So what's going on with those passages which would seem to suggest He was begotten at His Baptism? At His Baptism, what was hidden to the world (that the Son of God was among them) was made visible: that's the sense in which Hebrews and Acts say that Jesus is “begotten” at His Baptism. But He was the Son of God before this, from all eternity. Likewise, Christmas celebrates the point at which what was hidden to the world (that the Son of Mary was among us) was made visible. But Jesus was the Son of Mary before this, from about nine months earlier.
So just as we might say that Jesus was twelve years old when He went up to the Temple (Luke 2:42), measured from His birth, without literally suggesting that He didn't exist prior to His birth, we see something similar in the way Scripture speaks of His Baptism.
Conclusion
The image that I think captures this well is of a gift under a Christmas tree. The gift is already there, and if you receive it in the mail, you already own that gift prior to unwrapping it.

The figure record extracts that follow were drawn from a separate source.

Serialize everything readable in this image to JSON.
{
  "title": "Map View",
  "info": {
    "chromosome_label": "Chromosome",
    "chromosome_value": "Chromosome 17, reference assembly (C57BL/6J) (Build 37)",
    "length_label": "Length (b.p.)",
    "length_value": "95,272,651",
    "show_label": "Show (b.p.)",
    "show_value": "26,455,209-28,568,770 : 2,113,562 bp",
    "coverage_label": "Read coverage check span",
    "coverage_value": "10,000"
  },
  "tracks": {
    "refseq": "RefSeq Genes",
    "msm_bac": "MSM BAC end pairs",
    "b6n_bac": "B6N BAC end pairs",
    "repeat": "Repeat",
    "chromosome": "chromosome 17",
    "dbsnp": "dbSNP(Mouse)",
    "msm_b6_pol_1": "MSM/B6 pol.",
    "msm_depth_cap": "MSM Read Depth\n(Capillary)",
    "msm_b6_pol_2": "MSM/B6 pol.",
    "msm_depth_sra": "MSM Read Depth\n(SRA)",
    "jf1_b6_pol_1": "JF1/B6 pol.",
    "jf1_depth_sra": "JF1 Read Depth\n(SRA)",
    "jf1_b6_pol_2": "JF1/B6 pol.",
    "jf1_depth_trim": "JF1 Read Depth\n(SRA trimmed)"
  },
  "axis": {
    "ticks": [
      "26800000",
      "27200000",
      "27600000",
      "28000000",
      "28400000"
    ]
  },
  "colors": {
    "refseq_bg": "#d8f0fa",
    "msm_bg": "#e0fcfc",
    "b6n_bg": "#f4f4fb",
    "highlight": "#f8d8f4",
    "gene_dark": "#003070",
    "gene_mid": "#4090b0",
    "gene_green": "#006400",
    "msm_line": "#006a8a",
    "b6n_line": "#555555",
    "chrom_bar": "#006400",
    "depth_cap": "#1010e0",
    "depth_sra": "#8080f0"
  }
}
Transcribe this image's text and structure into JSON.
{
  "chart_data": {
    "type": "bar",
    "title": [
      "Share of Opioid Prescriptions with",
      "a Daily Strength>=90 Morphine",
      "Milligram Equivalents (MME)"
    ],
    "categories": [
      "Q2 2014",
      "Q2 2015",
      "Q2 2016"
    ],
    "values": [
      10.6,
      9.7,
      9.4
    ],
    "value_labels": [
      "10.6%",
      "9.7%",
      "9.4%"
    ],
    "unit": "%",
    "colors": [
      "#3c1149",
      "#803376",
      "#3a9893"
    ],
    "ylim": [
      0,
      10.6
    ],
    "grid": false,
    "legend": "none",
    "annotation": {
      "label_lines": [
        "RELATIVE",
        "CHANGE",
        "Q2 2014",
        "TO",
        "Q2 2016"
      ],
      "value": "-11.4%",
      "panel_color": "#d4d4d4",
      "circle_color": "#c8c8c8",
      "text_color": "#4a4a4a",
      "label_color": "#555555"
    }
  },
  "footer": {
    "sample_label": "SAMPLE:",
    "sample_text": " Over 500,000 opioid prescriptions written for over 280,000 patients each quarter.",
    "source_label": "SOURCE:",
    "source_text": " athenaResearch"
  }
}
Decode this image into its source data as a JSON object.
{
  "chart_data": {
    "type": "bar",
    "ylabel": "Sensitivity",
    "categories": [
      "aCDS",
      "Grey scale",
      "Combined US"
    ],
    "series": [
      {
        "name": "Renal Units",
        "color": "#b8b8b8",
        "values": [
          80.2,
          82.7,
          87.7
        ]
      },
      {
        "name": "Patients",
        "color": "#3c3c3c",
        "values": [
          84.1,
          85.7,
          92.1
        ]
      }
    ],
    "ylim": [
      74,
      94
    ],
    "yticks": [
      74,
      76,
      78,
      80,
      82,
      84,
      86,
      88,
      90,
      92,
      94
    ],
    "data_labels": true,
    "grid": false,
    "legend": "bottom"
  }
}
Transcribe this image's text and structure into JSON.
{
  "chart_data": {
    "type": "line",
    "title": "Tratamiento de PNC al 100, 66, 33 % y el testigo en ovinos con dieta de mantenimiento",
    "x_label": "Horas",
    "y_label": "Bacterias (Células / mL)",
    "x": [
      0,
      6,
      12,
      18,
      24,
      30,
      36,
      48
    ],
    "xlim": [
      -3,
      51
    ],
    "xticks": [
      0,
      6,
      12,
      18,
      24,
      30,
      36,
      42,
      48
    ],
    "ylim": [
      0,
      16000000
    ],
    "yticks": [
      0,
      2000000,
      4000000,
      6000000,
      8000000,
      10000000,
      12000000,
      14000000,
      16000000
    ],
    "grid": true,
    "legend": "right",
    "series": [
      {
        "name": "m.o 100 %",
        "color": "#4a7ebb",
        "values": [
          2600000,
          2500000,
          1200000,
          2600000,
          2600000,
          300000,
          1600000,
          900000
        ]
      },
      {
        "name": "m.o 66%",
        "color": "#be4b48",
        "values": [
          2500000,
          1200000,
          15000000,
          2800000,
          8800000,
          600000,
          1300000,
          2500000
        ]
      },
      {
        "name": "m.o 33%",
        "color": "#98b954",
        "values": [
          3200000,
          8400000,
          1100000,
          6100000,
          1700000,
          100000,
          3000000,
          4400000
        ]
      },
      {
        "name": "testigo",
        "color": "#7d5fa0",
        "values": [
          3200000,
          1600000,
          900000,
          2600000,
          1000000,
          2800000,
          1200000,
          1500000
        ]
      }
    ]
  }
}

But the celebration is of the moment that you unwrap it, and encounter it in a certain way for the first time.
Certain things are totally private, and conception is one of them (even parents don't know the exact moment of conception -- there's something mysterious and beautiful about the fact that it's known to God alone). We may get excited at seeing the wrapped presents placed under the tree, knowing what they herald. But we quite reasonably celebrate the point at which the presents are unwrapped, and we come face to face with the Gift.